Lunney and his team were just about to come on console for the evening shift on April 13, 1970, when the Apollo 13 crew radioed, "Houston, we've had a problem."
"For me, I felt that the Black Team shift immediately after the explosion and for the next 14 hours was the best piece of operations work I ever did or could hope to do," Lunney said in his oral history. "It posed a continuous demand for the best decisions often without hard data and mostly on the basis of judgment, in the face of the most severe in-flight emergency faced thus far in manned spaceflight."
"We built a quarter-million mile space highway, paved by one decision, one choice, and one innovation at a time — repeated constantly over almost four days to bring the crew safely home. This space highway guided the crippled ship back to planet Earth, where people from all continents were bonded in support of these three explorers-in-peril," he said. "It was an inspiring and emotional feeling, reminding us once again of our common humanity. I have always been so very proud to have been part of this Apollo 13 team, delivering our best when it was really needed."

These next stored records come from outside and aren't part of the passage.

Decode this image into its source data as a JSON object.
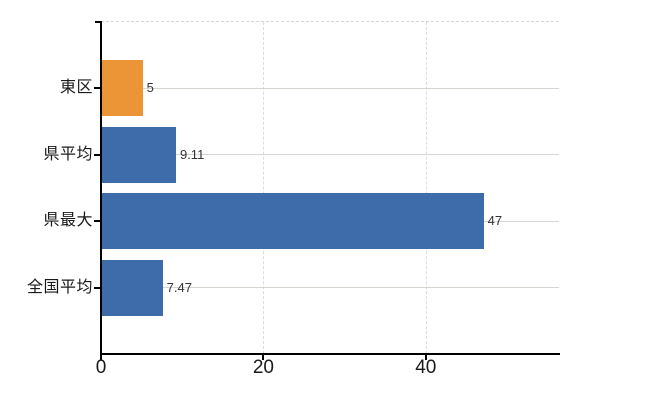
{
  "chart_data": {
    "type": "bar",
    "orientation": "horizontal",
    "title": "",
    "xlabel": "",
    "ylabel": "",
    "categories": [
      "東区",
      "県平均",
      "県最大",
      "全国平均"
    ],
    "values": [
      5,
      9.11,
      47,
      7.47
    ],
    "value_labels": [
      "5",
      "9.11",
      "47",
      "7.47"
    ],
    "bar_colors": [
      "#ec9536",
      "#3e6cab",
      "#3e6cab",
      "#3e6cab"
    ],
    "xlim": [
      0,
      56.4
    ],
    "x_ticks": [
      0,
      20,
      40
    ],
    "x_tick_labels": [
      "0",
      "20",
      "40"
    ],
    "grid": "on",
    "legend": "none"
  },
  "colors": {
    "background": "#ffffff",
    "axis": "#000000",
    "gridline_horizontal": "#d2d8cf",
    "gridline_vertical_dashed": "#dcdcdc",
    "plot_top_border_dashed": "#d7d7d7",
    "bar_highlight_orange": "#ec9536",
    "bar_blue": "#3e6cab",
    "label_text": "#1a1a1a",
    "value_text": "#333333"
  }
}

Lunney led his final shifts as a flight director during the Apollo 14 and Apollo 15 missions, before moving into management, serving as the technical assistant for Apollo to the director of flight operations and then becoming the technical director for the U.S. side of the Apollo-Soyuz Test Project that was jointly flown with the Soviet Union in 1975.
Then, after heading up payload integration for the space shuttle, Lunney reported to NASA Headquarters in Washington, to serve as deputy associate administrator for spaceflight and acting associate administrator for space transportation operations. Lunney then returned to Houston to become shuttle program manager before retiring from NASA in 1985.
Glynn Stephen Lunney was born in Old Forge, Pennsylvania, on Nov. 27, 1936. He graduated with a bachelor's degree in aeronautical engineering from the University of Detroit in 1958, when he saw his first drawing of what would become the Mercury capsule, igniting his desire to join NASA.
After his 27 years at the space agency, Lunney went to work for Rockwell, overseeing the division of the company building Global Positioning System (GPS) satellites. He then worked on the space station before returning to the shuttle, becoming vice president and program manager for United Space Alliance (USA), a company equally owned by Rockwell (later, Boeing) and Lockheed Martin, that supported NASA's spaceflight operations contract.
For his service to the U.S. space program, Lunney was honored with the NASA Distinguished Service Medal, NASA Exceptional Service Medal and was awarded the Presidential Medal of Freedom as a member of the Apollo 13 mission control team. In 2005, Lunney was bestowed the National Space Trophy from the Rotary National Award for Space Achievement Foundation.
Lunney is a co-author of the 2011 book, "From the Trench of Mission Control to the Craters of the Moon," which he wrote with his fellow members of the Gemini and Apollo-era flight dynamics branch. He wrote his own book, "Highways Into Space" in 2014.
Lunney was portrayed on screen by actor Marc McClure in the 1995 feature film "Apollo 13" and by actor Jackson Pace in the National Geographic series "The Right Stuff" for Disney+. Lunney appeared as himself in the 2017 feature-length documentary, "Mission Control: The Unsung Heroes of Apollo."
Lunney is survived by his wife of 61 years, Marilyn Kurtz, and their four children, Jennifer; Glynn, Jr., Shawn and Bryan. The latter, Bryan, is NASA's first second-generation flight director.